In a similar vein, I was a bit cranky at Bassoff's insistence that the best mothers stay home, or at least work part-time, while their children are babies ... period, the end. Do we need longer, more generous parental leave policies in the U.S.? Absolutely. But she seems to place the blame and guilt sorely on the mother's shoulders, without recognizing that one single solution probably isn't best for everyone:
"The truth of the matter is that being a mother is the most important and most demanding of all vocations. At stake is the life and well-being of another human being. If children are to thrive, mothers must once again realize the importance and the joy of being present in their lives, just as the bright, capable women of past generations did. This does not mean that all women give up their personal ambitions and creative aspirations, although these might be realized before having children or put off until after the children need less in the way of daily care. It does not mean that all women forgo outside employment, although, for at least the first year after having a baby, part-time, rather than full-time, employment ought to be considered."

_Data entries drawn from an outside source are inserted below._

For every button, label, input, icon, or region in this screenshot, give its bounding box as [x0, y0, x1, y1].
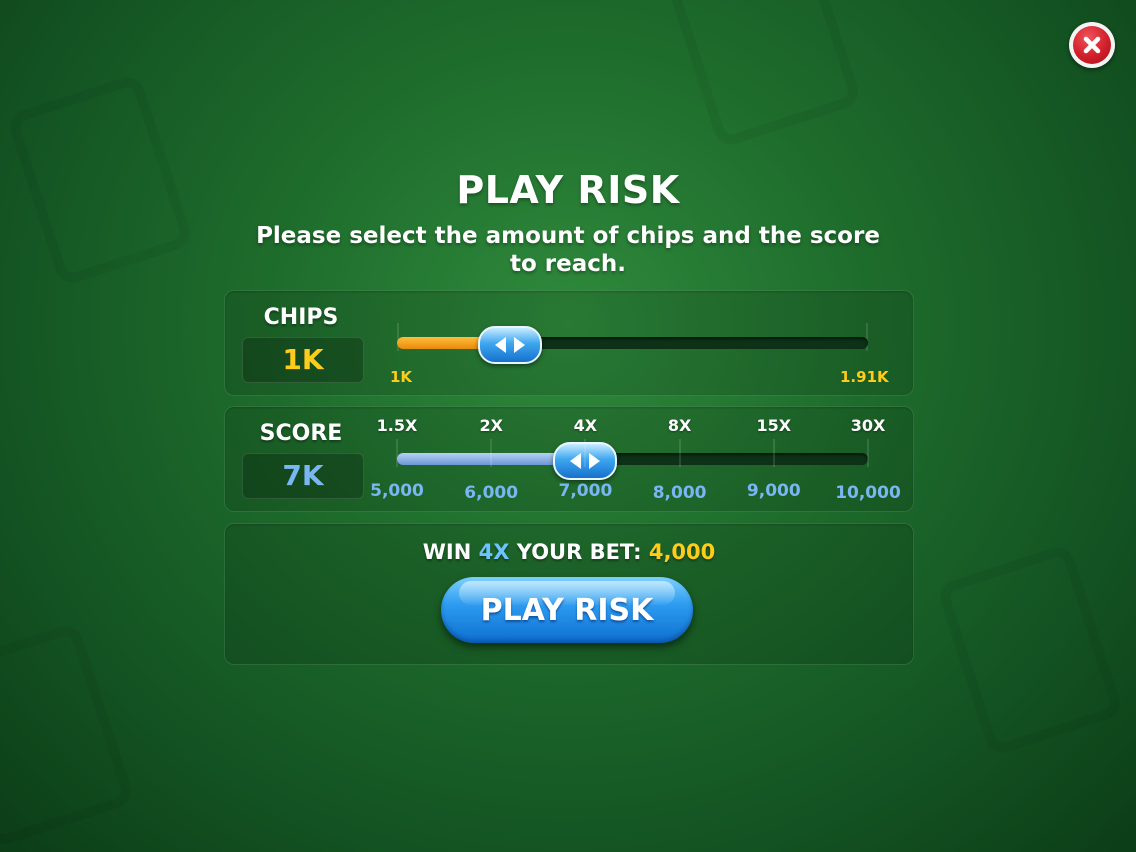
score-tick: [678, 439, 681, 467]
score-multiplier-label: 4X: [573, 416, 598, 435]
score-tick: [772, 439, 775, 467]
score-value-label: 10,000: [835, 483, 901, 503]
play-risk-button-label: PLAY RISK: [480, 593, 654, 628]
dialog-subtitle: Please select the amount of chips and th…: [256, 223, 880, 277]
chips-slider-handle[interactable]: [478, 326, 543, 364]
chips-value: 1K: [242, 337, 364, 383]
chips-slider-track[interactable]: [397, 337, 868, 349]
chips-label: CHIPS: [263, 305, 339, 330]
score-value: 7K: [242, 453, 364, 499]
chips-panel: CHIPS 1K 1K 1.91K: [224, 290, 914, 396]
score-tick: [490, 439, 493, 467]
win-prefix: WIN: [422, 540, 472, 564]
close-icon: [1083, 36, 1101, 54]
background-card-decoration: [935, 542, 1125, 758]
score-multiplier-label: 8X: [667, 416, 692, 435]
background-card-decoration: [667, 0, 863, 150]
play-risk-button[interactable]: PLAY RISK: [441, 577, 693, 643]
score-tick: [396, 439, 398, 467]
background-card-decoration: [0, 621, 136, 849]
left-right-arrows-icon: [495, 337, 526, 353]
win-amount: 4,000: [648, 540, 716, 564]
score-multiplier-label: 2X: [479, 416, 503, 435]
score-value-label: 7,000: [558, 481, 613, 501]
win-summary: WIN 4X YOUR BET: 4,000: [225, 540, 913, 564]
chips-max-label: 1.91K: [840, 368, 889, 386]
score-multiplier-label: 1.5X: [376, 416, 418, 435]
win-multiplier: 4X: [478, 540, 510, 564]
bet-panel: WIN 4X YOUR BET: 4,000 PLAY RISK: [224, 523, 914, 665]
win-middle-text: YOUR BET:: [516, 540, 642, 564]
dialog-title: PLAY RISK: [456, 168, 680, 212]
score-multiplier-label: 30X: [850, 416, 886, 435]
score-slider-track[interactable]: [397, 453, 868, 465]
score-label: SCORE: [259, 421, 343, 446]
score-multiplier-label: 15X: [756, 416, 792, 435]
score-value-label: 8,000: [652, 483, 707, 503]
score-value-label: 6,000: [464, 483, 519, 503]
score-value-label: 9,000: [746, 481, 801, 501]
score-panel: SCORE 7K 1.5X 5,000 2X 6,000 4X 7,000 8X 8,000 1…: [224, 406, 914, 512]
chips-min-label: 1K: [390, 368, 413, 386]
score-value-label: 5,000: [370, 481, 424, 501]
score-tick: [584, 439, 587, 467]
close-button-face: [1073, 26, 1111, 64]
close-button[interactable]: [1069, 22, 1115, 68]
score-tick: [867, 439, 869, 467]
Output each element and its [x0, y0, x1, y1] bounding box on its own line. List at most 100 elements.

On the following page, she goes on to claim that mothers need to be with their children minute by minute and hour by hour during their early months and years in order to become attuned to the children's needs. OK, I'll grant that the book was published in 1998 and the "Mommy Wars" were still a-raging at the time, but devoting the first ten pages to a contentious, polarizing topic that could have consumed a whole book by itself may not have been the best move. As it was, I managed to keep reading and was pleased not to find Bassoff harping further on this issue later on ... but it did take me a few chapters to calm down and start reading with an open mind again.